Milele Coggs, Nikiya Harris and Sarah Noble confronted personal and professional struggles of an African American woman in politics at the, “Black Women in Politics”, conversation hosted by the Department of Africology at the University of Wisconsin Union Fireside Lounge on February 21st.
The conversation centered on each woman’s experience in the political field, along with the hurdles that they where presented with in the competitive arena concerning racism and sexism.
The solution in gaining confidence according to Harris comes by being assertive as politician while also being proud as an African American woman.
“Another important thing I did for (African American) women in our community was cut my hair off,” Harris strongly articulated. “I knew that was going to be a continuous point for people, but I didn’t care because I was in a leadership role for Milwaukee county and my hair didn’t dictate that.”
Noble, a member of the Reproductive Justice Collective, an organization centered on African American contraception issues, started her career in the mid 90’s through political activism and community work. Eventually leading her to becoming the campaign manager for the Milwaukee State Representative Tamara Grisby.
Harris began her political journey towards becoming County Supervisor of the 2nd District at an early age.
“I remember sitting on my daddy’s and telling him that I would be the first female president of the United States,” Harris recalled.
Even though she had helped her family with campaigns, 6th district Alderwoman Coggs always felt irritated by the lingering questions of taking upon her family’s political mantle until she went to Riverside high school.
“We did everything from walk-out because we didn’t like the Rodney King verdict, to being angry with the principal.” Coggs said. “I was taught to be heavily involved.”
Yet, all three women recognized that their journeys had a similar component, which Noble elaborated on.
“They hear about the triumphs and incredible work, but they don’t know what keeps me up at night,” Noble said, recounting her struggle to work beside fellow African American women. “My accomplishments were in isolation.”
Noble noticed that the success she experienced was not shared by fellow black women because of what she described as self-doubt in the African American community.
“It is the most ludicrous idea that I had to live my life as an activist in this community without my own people,” Noble said.
Expanding on Noble’s comments, Harris offered her experience in feeling unappreciated and doubted in specific instances.
“It wasn’t until I was elected that I started to see more of the racism.” Harris said. “I’ve actually had to get a little backbone and call people back when they hung up on me and many of them where white males.”
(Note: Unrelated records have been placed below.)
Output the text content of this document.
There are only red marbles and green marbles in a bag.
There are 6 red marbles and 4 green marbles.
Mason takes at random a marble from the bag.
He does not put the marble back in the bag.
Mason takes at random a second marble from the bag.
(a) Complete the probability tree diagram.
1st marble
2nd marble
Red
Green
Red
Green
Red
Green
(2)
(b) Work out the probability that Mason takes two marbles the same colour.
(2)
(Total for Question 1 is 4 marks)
Noble explained how her solitary victories as moments of self-reflection without her cultural community being a vocal part of her career.
“I have questioned my own abilities, I have questioned my own intellect and at times I have been simply scared.” Noble said. “Because I did not have the voice of somebody else who I knew that I didn’t have to explain anything to.”
Coggs feels that the solution lies in using what is afforded to the community for better cooperation.
“We need to utilize our resources given to us to reach each other.” Coggs said.
By using the resources, Coggs is optimistic that the future will present great opportunities through activism and political interaction in the community.
“You need tree-shakers and jelly makers to get things.” Coggs said. “In our community we need both to create change.”